Section 4 of 4: Conclusion, Roadmap Recap, Bonus Case Study & Diagrams

12. Conclusion & Action Plan Recap

Congratulations on building a robust, scalable CI/CD pipeline with GitHub Actions! Here’s your action plan:

  • Phase 1: Implement linting workflows with ESLint and Python linters; verify artifacts.
  • Phase 2: Configure a test matrix for unit, integration, and E2E tests; upload coverage.
  • Phase 3: Optimize builds with multi-stage Dockerfiles and BuildKit caching; manage artifacts.
  • Phase 4: Automate deployments using blue/green, Helm, or kubectl; include rollbacks.
  • Phase 5: Secure secrets via Vault, Parameter Store, and External Secrets Operator.
  • Phase 6: Troubleshoot with verbose logs, tmate sessions, and real log analysis.
  • Phase 7: Drive performance and cost efficiency: runner selection, matrix tuning, retention policies.
  • Extended Sections: Develop custom GitHub Actions, leverage advanced YAML, and apply best practices.

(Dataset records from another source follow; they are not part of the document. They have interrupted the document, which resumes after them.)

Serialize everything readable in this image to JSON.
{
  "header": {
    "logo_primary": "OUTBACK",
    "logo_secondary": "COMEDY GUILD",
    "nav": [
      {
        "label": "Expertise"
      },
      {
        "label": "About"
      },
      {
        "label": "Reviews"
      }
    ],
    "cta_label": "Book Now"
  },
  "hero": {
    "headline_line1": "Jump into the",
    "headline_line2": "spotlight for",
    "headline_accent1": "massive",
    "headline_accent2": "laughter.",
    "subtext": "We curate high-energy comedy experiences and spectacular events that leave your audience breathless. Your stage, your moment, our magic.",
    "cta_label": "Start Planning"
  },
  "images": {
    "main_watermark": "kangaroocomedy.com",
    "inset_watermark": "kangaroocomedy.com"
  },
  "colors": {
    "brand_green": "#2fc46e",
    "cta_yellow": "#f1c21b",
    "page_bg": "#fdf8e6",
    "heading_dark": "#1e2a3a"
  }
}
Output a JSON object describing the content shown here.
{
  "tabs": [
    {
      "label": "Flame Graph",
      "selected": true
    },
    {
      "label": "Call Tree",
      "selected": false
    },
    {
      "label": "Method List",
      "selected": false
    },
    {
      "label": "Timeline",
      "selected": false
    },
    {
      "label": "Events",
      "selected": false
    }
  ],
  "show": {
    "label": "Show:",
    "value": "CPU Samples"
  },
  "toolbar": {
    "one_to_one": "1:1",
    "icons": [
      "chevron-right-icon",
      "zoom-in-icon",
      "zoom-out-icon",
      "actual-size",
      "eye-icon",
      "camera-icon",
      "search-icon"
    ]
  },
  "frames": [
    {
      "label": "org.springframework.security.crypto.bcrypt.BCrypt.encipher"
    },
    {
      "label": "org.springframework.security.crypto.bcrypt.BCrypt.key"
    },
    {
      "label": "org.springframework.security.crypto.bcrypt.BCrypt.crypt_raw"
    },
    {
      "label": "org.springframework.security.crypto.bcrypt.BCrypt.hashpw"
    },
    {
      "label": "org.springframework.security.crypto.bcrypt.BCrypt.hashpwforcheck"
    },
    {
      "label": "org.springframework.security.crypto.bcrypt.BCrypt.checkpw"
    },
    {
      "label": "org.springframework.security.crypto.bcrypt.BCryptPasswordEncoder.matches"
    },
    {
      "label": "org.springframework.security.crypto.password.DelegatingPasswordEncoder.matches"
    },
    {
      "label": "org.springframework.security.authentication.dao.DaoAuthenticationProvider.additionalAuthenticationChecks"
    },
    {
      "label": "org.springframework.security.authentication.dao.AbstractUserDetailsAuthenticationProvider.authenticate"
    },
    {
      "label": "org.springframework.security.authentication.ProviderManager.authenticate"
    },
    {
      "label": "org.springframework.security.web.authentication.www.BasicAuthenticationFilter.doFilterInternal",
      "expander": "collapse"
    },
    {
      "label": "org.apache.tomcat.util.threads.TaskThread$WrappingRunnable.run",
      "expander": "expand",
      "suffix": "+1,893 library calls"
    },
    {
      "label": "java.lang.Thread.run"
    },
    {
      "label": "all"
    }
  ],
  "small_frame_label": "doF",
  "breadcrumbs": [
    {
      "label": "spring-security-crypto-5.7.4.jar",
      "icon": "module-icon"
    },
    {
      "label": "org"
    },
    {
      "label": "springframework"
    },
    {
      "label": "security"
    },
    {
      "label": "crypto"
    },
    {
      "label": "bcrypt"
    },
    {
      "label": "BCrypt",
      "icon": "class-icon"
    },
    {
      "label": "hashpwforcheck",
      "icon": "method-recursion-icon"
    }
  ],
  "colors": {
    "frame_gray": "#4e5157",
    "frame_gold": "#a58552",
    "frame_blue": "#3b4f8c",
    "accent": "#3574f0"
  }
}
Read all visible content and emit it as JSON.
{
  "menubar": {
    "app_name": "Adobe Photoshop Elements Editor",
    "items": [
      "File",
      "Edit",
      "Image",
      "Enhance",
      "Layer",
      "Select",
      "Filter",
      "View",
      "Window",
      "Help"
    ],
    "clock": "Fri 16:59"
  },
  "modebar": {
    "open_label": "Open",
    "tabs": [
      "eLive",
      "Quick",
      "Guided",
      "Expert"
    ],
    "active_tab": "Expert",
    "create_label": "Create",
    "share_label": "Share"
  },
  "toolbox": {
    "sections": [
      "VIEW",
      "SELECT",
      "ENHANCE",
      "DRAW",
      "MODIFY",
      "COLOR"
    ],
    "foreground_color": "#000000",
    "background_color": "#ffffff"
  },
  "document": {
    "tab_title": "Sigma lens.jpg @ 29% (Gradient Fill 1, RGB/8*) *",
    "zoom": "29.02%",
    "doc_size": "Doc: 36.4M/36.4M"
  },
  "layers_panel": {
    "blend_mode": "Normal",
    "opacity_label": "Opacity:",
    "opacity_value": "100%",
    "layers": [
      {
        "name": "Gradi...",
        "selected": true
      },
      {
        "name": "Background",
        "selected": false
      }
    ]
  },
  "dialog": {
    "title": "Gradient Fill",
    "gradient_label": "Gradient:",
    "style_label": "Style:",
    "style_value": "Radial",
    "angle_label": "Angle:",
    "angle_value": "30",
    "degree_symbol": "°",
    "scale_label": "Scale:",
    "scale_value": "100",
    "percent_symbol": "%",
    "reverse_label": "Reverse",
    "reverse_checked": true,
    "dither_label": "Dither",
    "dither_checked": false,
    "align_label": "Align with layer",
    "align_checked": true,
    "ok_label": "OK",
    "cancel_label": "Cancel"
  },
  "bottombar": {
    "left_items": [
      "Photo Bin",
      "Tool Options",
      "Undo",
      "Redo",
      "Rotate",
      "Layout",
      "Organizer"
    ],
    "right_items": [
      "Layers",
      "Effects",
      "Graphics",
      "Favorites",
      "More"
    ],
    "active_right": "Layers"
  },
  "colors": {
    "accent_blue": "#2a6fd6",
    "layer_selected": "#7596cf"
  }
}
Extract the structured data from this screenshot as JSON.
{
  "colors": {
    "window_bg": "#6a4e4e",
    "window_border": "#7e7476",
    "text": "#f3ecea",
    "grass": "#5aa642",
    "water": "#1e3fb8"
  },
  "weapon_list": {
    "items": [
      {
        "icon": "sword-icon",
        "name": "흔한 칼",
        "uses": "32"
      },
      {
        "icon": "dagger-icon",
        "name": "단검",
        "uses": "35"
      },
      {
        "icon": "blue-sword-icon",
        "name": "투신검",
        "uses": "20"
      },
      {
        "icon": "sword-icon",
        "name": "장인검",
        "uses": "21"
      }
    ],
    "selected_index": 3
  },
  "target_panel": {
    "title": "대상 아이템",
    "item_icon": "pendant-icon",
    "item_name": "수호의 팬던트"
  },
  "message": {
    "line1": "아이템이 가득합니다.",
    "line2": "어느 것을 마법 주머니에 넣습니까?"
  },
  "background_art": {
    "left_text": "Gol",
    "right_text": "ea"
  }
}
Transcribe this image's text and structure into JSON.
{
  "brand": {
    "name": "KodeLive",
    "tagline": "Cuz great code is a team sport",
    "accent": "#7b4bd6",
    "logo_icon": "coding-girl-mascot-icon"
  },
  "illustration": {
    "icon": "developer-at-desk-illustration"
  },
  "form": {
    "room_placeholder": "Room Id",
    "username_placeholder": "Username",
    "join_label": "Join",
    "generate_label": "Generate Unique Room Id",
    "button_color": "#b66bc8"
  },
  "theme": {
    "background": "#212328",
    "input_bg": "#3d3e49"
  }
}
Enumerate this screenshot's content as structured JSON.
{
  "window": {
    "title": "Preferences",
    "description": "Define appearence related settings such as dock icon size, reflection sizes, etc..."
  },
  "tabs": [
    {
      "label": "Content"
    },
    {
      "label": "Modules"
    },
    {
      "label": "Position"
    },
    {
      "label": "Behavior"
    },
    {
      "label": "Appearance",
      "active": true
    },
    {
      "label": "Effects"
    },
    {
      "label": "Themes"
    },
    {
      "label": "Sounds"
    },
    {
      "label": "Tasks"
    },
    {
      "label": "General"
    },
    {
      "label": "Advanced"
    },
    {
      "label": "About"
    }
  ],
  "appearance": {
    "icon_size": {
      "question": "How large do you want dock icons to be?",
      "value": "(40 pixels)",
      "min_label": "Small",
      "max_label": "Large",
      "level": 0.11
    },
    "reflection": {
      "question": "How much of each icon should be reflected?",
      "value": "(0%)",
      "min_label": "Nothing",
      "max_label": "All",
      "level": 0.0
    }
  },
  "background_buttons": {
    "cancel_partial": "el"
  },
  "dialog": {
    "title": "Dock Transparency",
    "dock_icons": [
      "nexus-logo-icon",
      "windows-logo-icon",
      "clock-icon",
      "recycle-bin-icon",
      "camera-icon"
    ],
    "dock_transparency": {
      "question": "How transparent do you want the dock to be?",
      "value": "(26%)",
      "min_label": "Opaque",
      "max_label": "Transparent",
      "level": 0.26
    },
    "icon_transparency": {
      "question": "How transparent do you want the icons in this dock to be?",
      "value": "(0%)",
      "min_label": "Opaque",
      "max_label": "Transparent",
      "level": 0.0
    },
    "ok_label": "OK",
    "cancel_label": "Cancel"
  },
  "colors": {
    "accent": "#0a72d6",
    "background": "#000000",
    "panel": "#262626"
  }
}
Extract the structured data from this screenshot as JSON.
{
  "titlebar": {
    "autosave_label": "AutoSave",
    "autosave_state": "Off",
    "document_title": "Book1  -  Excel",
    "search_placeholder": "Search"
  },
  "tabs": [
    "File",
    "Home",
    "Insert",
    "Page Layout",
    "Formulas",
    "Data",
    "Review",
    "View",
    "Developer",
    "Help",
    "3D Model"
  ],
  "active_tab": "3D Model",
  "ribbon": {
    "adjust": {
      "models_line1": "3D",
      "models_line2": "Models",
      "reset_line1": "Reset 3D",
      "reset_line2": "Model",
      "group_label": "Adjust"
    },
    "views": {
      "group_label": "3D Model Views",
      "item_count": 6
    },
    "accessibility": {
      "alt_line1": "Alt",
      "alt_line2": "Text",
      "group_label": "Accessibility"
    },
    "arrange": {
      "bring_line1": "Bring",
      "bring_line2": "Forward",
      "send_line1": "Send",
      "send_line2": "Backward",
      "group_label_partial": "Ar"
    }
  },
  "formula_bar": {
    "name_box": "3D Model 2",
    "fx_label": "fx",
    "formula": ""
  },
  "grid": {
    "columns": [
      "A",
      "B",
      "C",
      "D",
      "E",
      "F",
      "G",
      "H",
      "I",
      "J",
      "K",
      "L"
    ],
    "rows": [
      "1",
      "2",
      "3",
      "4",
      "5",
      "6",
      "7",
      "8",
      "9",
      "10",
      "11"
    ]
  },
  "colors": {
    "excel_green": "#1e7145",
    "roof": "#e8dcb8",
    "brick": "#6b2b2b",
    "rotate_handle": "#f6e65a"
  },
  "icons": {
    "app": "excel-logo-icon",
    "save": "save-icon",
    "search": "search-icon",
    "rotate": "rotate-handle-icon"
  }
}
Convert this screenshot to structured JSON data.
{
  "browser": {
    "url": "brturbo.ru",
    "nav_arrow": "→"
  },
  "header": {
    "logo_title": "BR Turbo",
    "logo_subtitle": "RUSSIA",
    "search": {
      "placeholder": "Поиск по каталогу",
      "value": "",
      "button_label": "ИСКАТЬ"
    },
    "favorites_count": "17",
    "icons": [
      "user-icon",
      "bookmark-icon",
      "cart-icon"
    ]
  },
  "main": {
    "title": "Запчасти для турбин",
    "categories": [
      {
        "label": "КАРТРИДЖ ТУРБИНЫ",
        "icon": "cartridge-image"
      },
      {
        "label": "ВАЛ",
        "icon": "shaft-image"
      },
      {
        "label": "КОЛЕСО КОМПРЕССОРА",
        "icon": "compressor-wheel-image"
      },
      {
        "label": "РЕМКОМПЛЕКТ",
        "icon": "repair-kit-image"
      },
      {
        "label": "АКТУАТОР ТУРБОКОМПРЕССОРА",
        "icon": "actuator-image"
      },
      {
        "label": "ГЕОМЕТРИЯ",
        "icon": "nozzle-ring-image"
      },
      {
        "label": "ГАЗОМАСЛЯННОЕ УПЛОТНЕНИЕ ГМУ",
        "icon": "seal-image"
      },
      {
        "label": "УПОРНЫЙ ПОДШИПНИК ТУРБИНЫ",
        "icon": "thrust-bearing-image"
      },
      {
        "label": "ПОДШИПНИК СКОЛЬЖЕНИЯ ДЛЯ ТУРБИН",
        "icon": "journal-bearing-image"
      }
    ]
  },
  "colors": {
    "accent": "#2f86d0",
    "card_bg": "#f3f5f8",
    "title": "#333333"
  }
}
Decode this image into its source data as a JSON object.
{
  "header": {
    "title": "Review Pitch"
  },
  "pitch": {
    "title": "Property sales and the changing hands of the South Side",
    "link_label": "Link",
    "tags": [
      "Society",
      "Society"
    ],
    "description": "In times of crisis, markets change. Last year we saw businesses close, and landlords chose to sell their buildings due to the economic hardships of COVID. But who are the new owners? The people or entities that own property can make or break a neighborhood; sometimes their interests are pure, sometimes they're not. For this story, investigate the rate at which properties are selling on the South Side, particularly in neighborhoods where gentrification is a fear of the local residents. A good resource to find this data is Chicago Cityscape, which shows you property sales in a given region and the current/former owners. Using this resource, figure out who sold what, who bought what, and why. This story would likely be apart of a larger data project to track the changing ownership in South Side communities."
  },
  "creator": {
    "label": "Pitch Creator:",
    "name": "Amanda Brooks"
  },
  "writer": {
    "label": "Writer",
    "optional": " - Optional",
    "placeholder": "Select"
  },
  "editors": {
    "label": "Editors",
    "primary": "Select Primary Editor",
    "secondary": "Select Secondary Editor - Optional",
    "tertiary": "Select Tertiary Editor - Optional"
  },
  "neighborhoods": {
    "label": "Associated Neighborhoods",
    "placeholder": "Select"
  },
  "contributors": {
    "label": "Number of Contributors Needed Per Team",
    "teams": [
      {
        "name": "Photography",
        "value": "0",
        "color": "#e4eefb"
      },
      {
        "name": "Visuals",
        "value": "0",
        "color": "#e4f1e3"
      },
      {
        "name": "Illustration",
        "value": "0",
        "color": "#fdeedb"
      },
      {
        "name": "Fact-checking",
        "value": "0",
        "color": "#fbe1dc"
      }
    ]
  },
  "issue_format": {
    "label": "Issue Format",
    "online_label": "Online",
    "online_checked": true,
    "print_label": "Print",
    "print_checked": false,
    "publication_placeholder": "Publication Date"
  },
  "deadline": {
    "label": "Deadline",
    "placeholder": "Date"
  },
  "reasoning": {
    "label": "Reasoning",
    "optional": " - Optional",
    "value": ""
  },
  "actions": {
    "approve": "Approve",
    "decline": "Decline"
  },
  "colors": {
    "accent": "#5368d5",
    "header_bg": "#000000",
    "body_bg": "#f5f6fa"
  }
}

13. Bonus Case Study: SaaS Multi-Tenant Deployment

Background: SaaS platform with per-tenant isolated environments, on-demand deployments for 100+ tenants.

Challenges

  • Provision dedicated namespaces per tenant
  • Automate isolated deployments
  • Manage secrets and resource quotas per namespace

Solution Outline

  1. Define a tenant list in JSON in the repo (tenants.json).
  2. Generate dynamic matrix jobs to loop through tenants.
  3. Use Helm with --create-namespace and --namespace flags.
  4. Inject tenant-specific secrets via Kubernetes External Secrets.
  5. Monitor per-namespace resource usage with Prometheus.

Sample Workflow Snippet

jobs:
  deploy-tenants:
    runs-on: ubuntu-latest
    strategy:
      matrix:
        tenant: ${{ fromJson(needs.prepare.outputs.tenants) }}
    needs: prepare
    steps:
      - uses: actions/checkout@v4
      - name: Deploy tenant
        run: |
          helm upgrade --install myapp-${{ matrix.tenant }} charts/myapp \
            --namespace tenant-${{ matrix.tenant }} \
            --create-namespace \
            --set image.tag=${{ github.sha }}

14. Architecture Diagrams

Embed these diagrams in your blog for visual clarity:

  • CI/CD Workflow Diagram: Show each GitHub Actions phase and artifact flow.
  • Blue/Green Deployment: Illustrate traffic switch between environments.
  • SaaS Multi-Tenant: Depict per-tenant namespaces and dynamic matrices.